The Weak Won is Getting Some Relief as Samsung and Hyundai Repatriate More Money

South Korea's top car and smartphone exporters are coming home with a larger portion of their earnings this year to take advantage of new tax benefits, and their reshoring has become a rare source of support for a sinking currency.


South Korean firms repatriated a record $33.13 billion in overseas revenues from January to July, 6.3 times the amount returned the previous year, according to central bank data on current account balances.

The inflows, the majority of which come from globe-trotting exporters such as Samsung Electronics (005930.KS), Hyundai Motor Co (005380.KS), and Kia Corp (000270.KS), are a welcome reprieve for the won, which has been battered by decreasing Korean exports and a wide US dollar surge.

"The coming home of earnings retained abroad has been a big help for the won," a government official in charge of the foreign exchange market said, declining to be identified due to internal protocol.

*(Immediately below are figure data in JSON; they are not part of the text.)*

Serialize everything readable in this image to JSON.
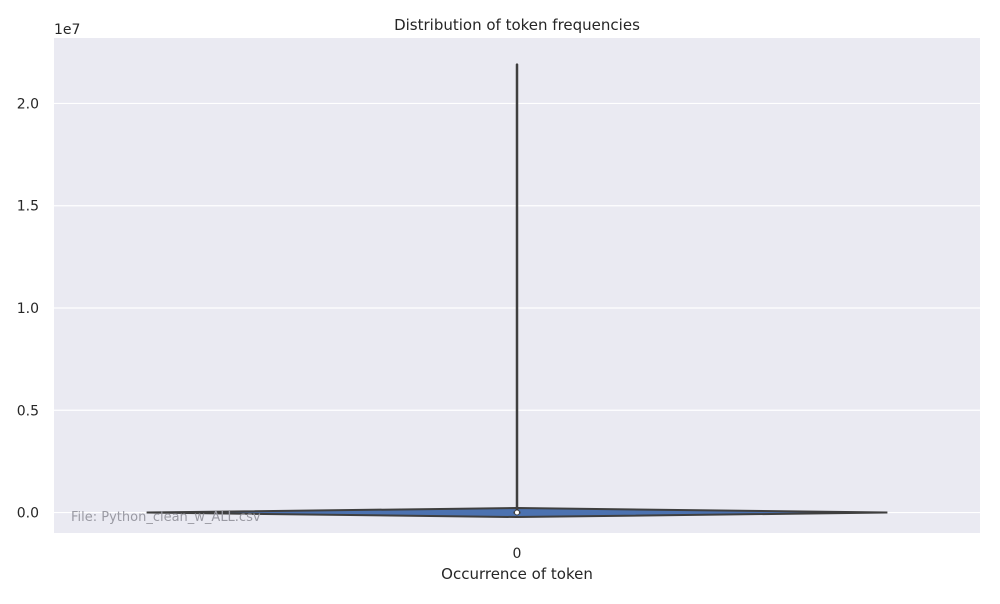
{
  "chart_data": {
    "type": "violin",
    "title": "Distribution of token frequencies",
    "xlabel": "Occurrence of token",
    "ylabel": "",
    "categories": [
      "0"
    ],
    "axis_offset_label": "1e7",
    "y_ticks": [
      0.0,
      0.5,
      1.0,
      1.5,
      2.0
    ],
    "y_tick_labels": [
      "0.0",
      "0.5",
      "1.0",
      "1.5",
      "2.0"
    ],
    "ylim": [
      -0.1,
      2.32
    ],
    "y_unit_multiplier": 10000000,
    "distribution": {
      "min": 0.0,
      "q1": 0.0,
      "median": 0.0,
      "q3": 0.0,
      "max": 2.19,
      "kde_peak": 0.0
    },
    "grid": true,
    "legend": "none",
    "colors": {
      "background": "#eaeaf2",
      "grid": "#ffffff",
      "violin_fill": "#4c72b0",
      "outline": "#3f3f3f"
    }
  },
  "annotation": {
    "file_label": "File: Python_clean_w_ALL.csv"
  }
}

According to Bank of Korea (BOK) officials, the amount of offshore earnings repatriated thus far is over three times the $12 billion corporations repatriated in total in 2022.

This rush follows President Yoon Suk Yeol's introduction of a tax break this year to encourage reshoring of cash held outside of Korea, which permits up to 95% of business profits generated abroad to be repatriated tax-free. Previously, such repatriation was subject to corporate taxes of up to 25%.

The movements provide a significant buffer for Korea's balance of payments and the won, which has been falling over the past two years and is down 5% this year.

According to a BOK report issued by lawmaker Hong Sung-kook, the won was the second most volatile currency in the first half, after only the Japanese yen.

The $33 billion in repatriated funds more than compensates for the country's $26 billion trade deficit in the first six months of this year. The country's foreign exchange reserves fell to $418.30 billion in August, the lowest level in nine months, as authorities intervened to stabilize the won.

"Capital reshoring has been a relief to the won," Min Gyeong-won, a currency analyst at local Woori Bank, said, adding that the movements had helped offset weak exports by becoming a source of dollars.

When asked about the usage and amount of the returned retained earnings, Samsung Electronics declined to comment for this story.

Hyundai Motor has invested money thanks to the tax cut. On June 12, the automaker announced intentions to invest 7.8 trillion won ($5.82 billion) of retained revenues from international operations in domestic electric car factories this year.

"Our primary goal is to (channel those repatriated funds) to expand production capacity of electric cars in the country, although not all of it (will be used for it)," a representative for Hyundai Motor Group said.

"As for how much we will bring in next year, corporate savings from dividends for 2024 will be decided early next year."

The spike in repatriation also coincides with upcoming trade reforms in South Korea, which will extend onshore trading hours until 2 a.m. to improve access for overseas investors. The dollar-won pair is presently only trading till 3:30 p.m. (0630 GMT).

"I reckon it (reshoring by exporters) helped cushion the won's fall by about a fifth in the first half," said Paik Seok-hyun, a senior economist at Shinhan Bank. "The trend is likely to continue albeit to a lesser extent."